Homeschoolers have great stories to tell because they have lived life with their children. I remember a few failed science experiments. I remember the wall that started with a successful paper or two and suddenly filled up with great writing and pictures and well, soon the room didn't have a bare wall in it. Older students made rock collections, which inspired the preschooler to bring in every rock she saw for observation, for months. I took interest in and admired each one she showed me.
When people I don't know ask about my kids, I imagine they want to know if my theories work. The ideas are not solely my own, but are lived out every day by creative homeschoolers. Thoughts on how children learn were written down by people like Charlotte Mason, living out homeschooling in 1892, Dr.
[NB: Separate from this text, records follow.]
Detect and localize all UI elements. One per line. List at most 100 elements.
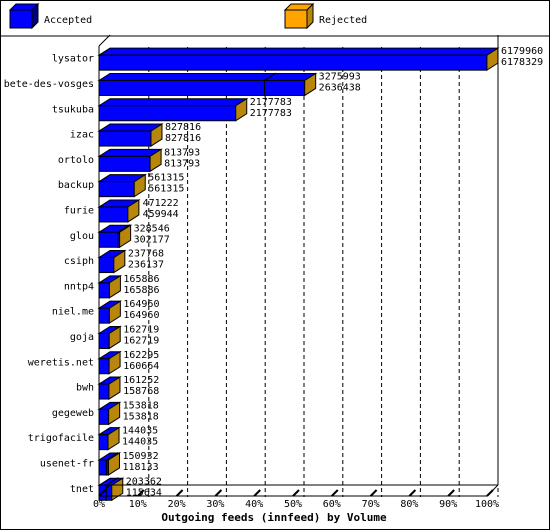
- accepted-value-label: 813793: [164, 147, 200, 158]
- accepted-bar: [97, 72, 278, 97]
- accepted-value-label: 144035: [122, 426, 158, 437]
- category-label: gegeweb: [52, 408, 94, 419]
- x-tick: [137, 489, 145, 497]
- legend-rejected-swatch: [283, 2, 315, 30]
- accepted-bar-extra: [104, 452, 122, 476]
- accepted-value-label: 162719: [123, 324, 159, 335]
- rejected-value-label: 165886: [123, 285, 159, 296]
- category-label: weretis.net: [28, 357, 94, 368]
- x-tick: [98, 489, 106, 497]
- accepted-bar: [97, 350, 122, 375]
- accepted-bar: [97, 401, 122, 426]
- rejected-value-label: 813793: [164, 158, 200, 169]
- category-label: csiph: [64, 256, 94, 267]
- x-tick-label: 80%: [400, 499, 418, 510]
- accepted-bar-extra: [262, 72, 318, 97]
- accepted-bar: [97, 47, 500, 72]
- legend-rejected-label: Rejected: [319, 15, 367, 26]
- accepted-bar: [97, 249, 127, 274]
- accepted-bar: [97, 300, 123, 325]
- accepted-bar: [97, 173, 147, 198]
- accepted-value-label: 2177783: [250, 97, 292, 108]
- legend: Accepted Rejected: [8, 2, 367, 30]
- accepted-bar: [97, 376, 122, 400]
- bars: lysator61799606178329bete-des-vosges3275…: [4, 46, 543, 502]
- category-label: niel.me: [52, 307, 94, 318]
- y-axis-top: [98, 34, 111, 47]
- x-tick: [408, 489, 417, 497]
- rejected-value-label: 162719: [123, 335, 159, 346]
- category-label: trigofacile: [28, 433, 94, 444]
- x-tick: [369, 489, 378, 497]
- accepted-value-label: 162295: [123, 350, 159, 361]
- rejected-value-label: 459944: [143, 209, 179, 220]
- x-tick-label: 0%: [93, 499, 105, 510]
- x-tick-label: 100%: [475, 499, 499, 510]
- accepted-bar: [97, 97, 249, 122]
- category-label: nntp4: [64, 281, 94, 292]
- rejected-value-label: 118133: [122, 462, 158, 473]
- accepted-bar: [97, 274, 123, 299]
- accepted-value-label: 3275993: [319, 71, 361, 82]
- accepted-bar: [97, 199, 141, 223]
- category-label: glou: [70, 231, 94, 242]
- category-label: tnet: [70, 484, 94, 495]
- accepted-bar-extra: [116, 224, 133, 249]
- accepted-value-label: 164960: [123, 299, 159, 310]
- accepted-bar: [97, 123, 164, 147]
- category-label: backup: [58, 180, 94, 191]
- accepted-value-label: 165886: [123, 274, 159, 285]
- x-tick: [447, 489, 455, 497]
- x-tick: [175, 489, 184, 497]
- x-tick-label: 50%: [284, 499, 302, 510]
- axes: 0% 10% 20% 30% 40% 50% 60% 70% 80% 90% 100%: [93, 34, 499, 510]
- x-tick-label: 90%: [439, 499, 457, 510]
- accepted-value-label: 471222: [143, 198, 179, 209]
- category-label: usenet-fr: [40, 458, 94, 469]
- x-tick: [331, 489, 339, 497]
- accepted-value-label: 328546: [134, 223, 170, 234]
- legend-accepted-label: Accepted: [44, 15, 92, 26]
- accepted-value-label: 827816: [165, 122, 201, 133]
- rejected-value-label: 153818: [123, 411, 159, 422]
- category-label: goja: [70, 332, 94, 343]
- x-tick: [253, 489, 261, 497]
- accepted-value-label: 6179960: [501, 46, 543, 57]
- accepted-bar-extra: [104, 477, 125, 502]
- rejected-value-label: 302177: [134, 234, 170, 245]
- rejected-value-label: 144035: [122, 437, 158, 448]
- x-tick-label: 20%: [168, 499, 186, 510]
- accepted-value-label: 237768: [128, 249, 164, 260]
- accepted-value-label: 150932: [122, 451, 158, 462]
- category-label: izac: [70, 130, 94, 141]
- category-label: tsukuba: [52, 104, 94, 115]
- accepted-bar: [97, 148, 163, 173]
- x-tick: [214, 489, 223, 497]
- grid: [148, 47, 499, 497]
- accepted-value-label: 153818: [123, 400, 159, 411]
- category-label: lysator: [52, 54, 94, 65]
- x-tick-label: 70%: [362, 499, 380, 510]
- rejected-value-label: 2636438: [319, 82, 361, 93]
- x-tick-label: 60%: [323, 499, 341, 510]
- accepted-value-label: 161252: [123, 375, 159, 386]
- rejected-value-label: 164960: [123, 310, 159, 321]
- rejected-value-label: 115634: [126, 487, 162, 498]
Charles Gaitskell, who studied creativity and children's art and published his work in 1958, and many others. I tried to create an environment that was best for my children and found people writing about things I was observing with my children. My experiences as a child had allowed me time to explore the world around me. I went on to a private art college and was WOWED by all the creative energy. My husband and I pondered the idea of what it would have been like to be exposed to the ideas of creating as children. So we lived, breathed, and worked in the arts and our children grew up in an environment that allowed all types of creative activities. Our son plays guitar and writes music. Our middle daughter dances, sings, and graduated with a theatre degree. The youngest is currently in a culinary school. Let me say that creativity does not thrive in an atmosphere of performance to certain standards. Encouragement, acceptance, and open discussion of the creative effort is how children learn to become creative individuals.The values we hold as a family are being cemented into our children and I have to believe it makes a difference for the better. In my lifetime, the second half of the twentieth century, too many creative individuals got shut down by our schools' emphasis on the right answers only - not exploring an idea creatively, or perhaps by a teacher or family member. Many parents desire for their children to participate in the arts, but didn't have any training themselves and don't know where to start. I wrote ARTistic Pursuits hoping that it would fill that need. You will find that it is family oriented. Parents of young students read the lesson to them and look at the art with them. It is individualized - students make their own art out of their own interests. These aspects of the curriculum come from my deep belief in homeschooling as a wonderful method of learning academics, building family relationships, and birthing generations of creative, talented, and confident young men and women who go into the world and give something to others.